Tuesday, June 27, 2006

Recovering Our Stories

I just finished The Acts of Jesus: What Did Jesus Really Do? by Robert W. Funk and the Jesus Seminar. I think the final paragraph says it all:

Redeeming the myths

The Fellows of the Jesus Seminar are profoundly cognizant that human beings do not live by the bread of facts alone. We live by our stories - by our myths, which is only a fancy word for story - and these fictions are supposed to make sense out of a complex universe of meaning mixed with nonsense. Myths are not true or untrue; as one Fellow puts it, they are either living or dead. Literalism in biblical interpretation in tandem with scientism has helped strangle the myths of the Christian tradition. Historical criticism like that practiced by the Jesus Seminar is intended to release the gospel stories from their literalistic burden. Exposing them to historical assessment relocates them in the realm of story and myth, so they can recover their proper function.
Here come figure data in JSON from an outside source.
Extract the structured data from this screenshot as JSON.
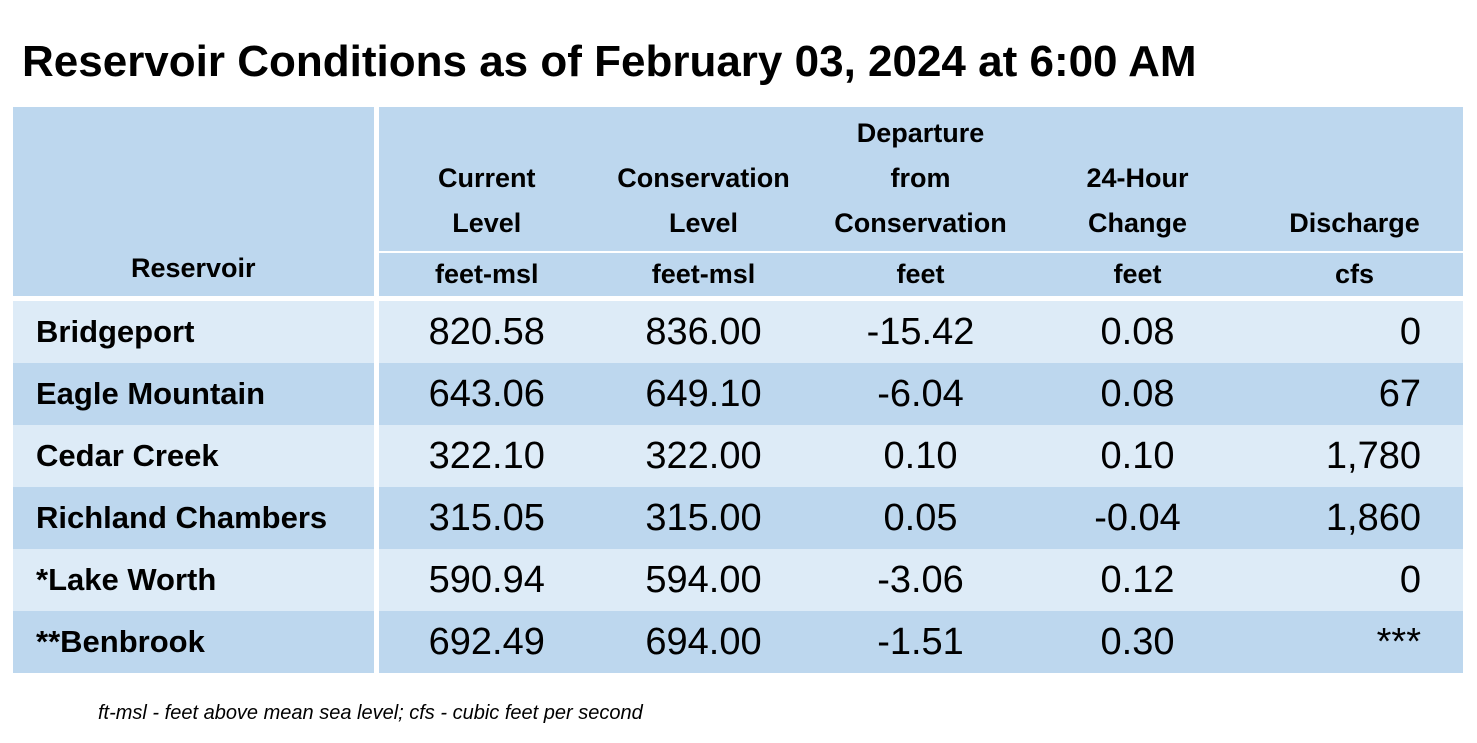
{
  "title": "Reservoir Conditions as of February 03, 2024 at 6:00 AM",
  "table": {
    "headers": [
      {
        "label": "Reservoir",
        "unit": ""
      },
      {
        "label_lines": [
          "Current",
          "Level"
        ],
        "unit": "feet-msl"
      },
      {
        "label_lines": [
          "Conservation",
          "Level"
        ],
        "unit": "feet-msl"
      },
      {
        "label_lines": [
          "Departure",
          "from",
          "Conservation"
        ],
        "unit": "feet"
      },
      {
        "label_lines": [
          "24-Hour",
          "Change"
        ],
        "unit": "feet"
      },
      {
        "label_lines": [
          "Discharge"
        ],
        "unit": "cfs"
      }
    ],
    "rows": [
      {
        "name": "Bridgeport",
        "current": "820.58",
        "conservation": "836.00",
        "departure": "-15.42",
        "change": "0.08",
        "discharge": "0"
      },
      {
        "name": "Eagle Mountain",
        "current": "643.06",
        "conservation": "649.10",
        "departure": "-6.04",
        "change": "0.08",
        "discharge": "67"
      },
      {
        "name": "Cedar Creek",
        "current": "322.10",
        "conservation": "322.00",
        "departure": "0.10",
        "change": "0.10",
        "discharge": "1,780"
      },
      {
        "name": "Richland Chambers",
        "current": "315.05",
        "conservation": "315.00",
        "departure": "0.05",
        "change": "-0.04",
        "discharge": "1,860"
      },
      {
        "name": "*Lake Worth",
        "current": "590.94",
        "conservation": "594.00",
        "departure": "-3.06",
        "change": "0.12",
        "discharge": "0"
      },
      {
        "name": "**Benbrook",
        "current": "692.49",
        "conservation": "694.00",
        "departure": "-1.51",
        "change": "0.30",
        "discharge": "***"
      }
    ]
  },
  "footnote": "ft-msl - feet above mean sea level; cfs - cubic feet per second",
  "colors": {
    "header_bg": "#bdd7ee",
    "row_light": "#ddebf7",
    "row_dark": "#bdd7ee"
  }
}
When we move them back within that perspective, perhaps new mythmakers and storytellers will once again find voice to celebrate the simple yet enduring story of Jesus of Nazareth.
The Fellows of the Jesus Seminar are, as one would expect, widely regarded in Christian circles as heretics. None have yet been burned at the stake, but it's not from want of desire on the part of evangelicals in particular. It's all about power, of course. Groups like the Jesus Seminar liberate believers from the institutional church, which, in the view of leaders of the institutional church, is a sin more serious than blasphemy.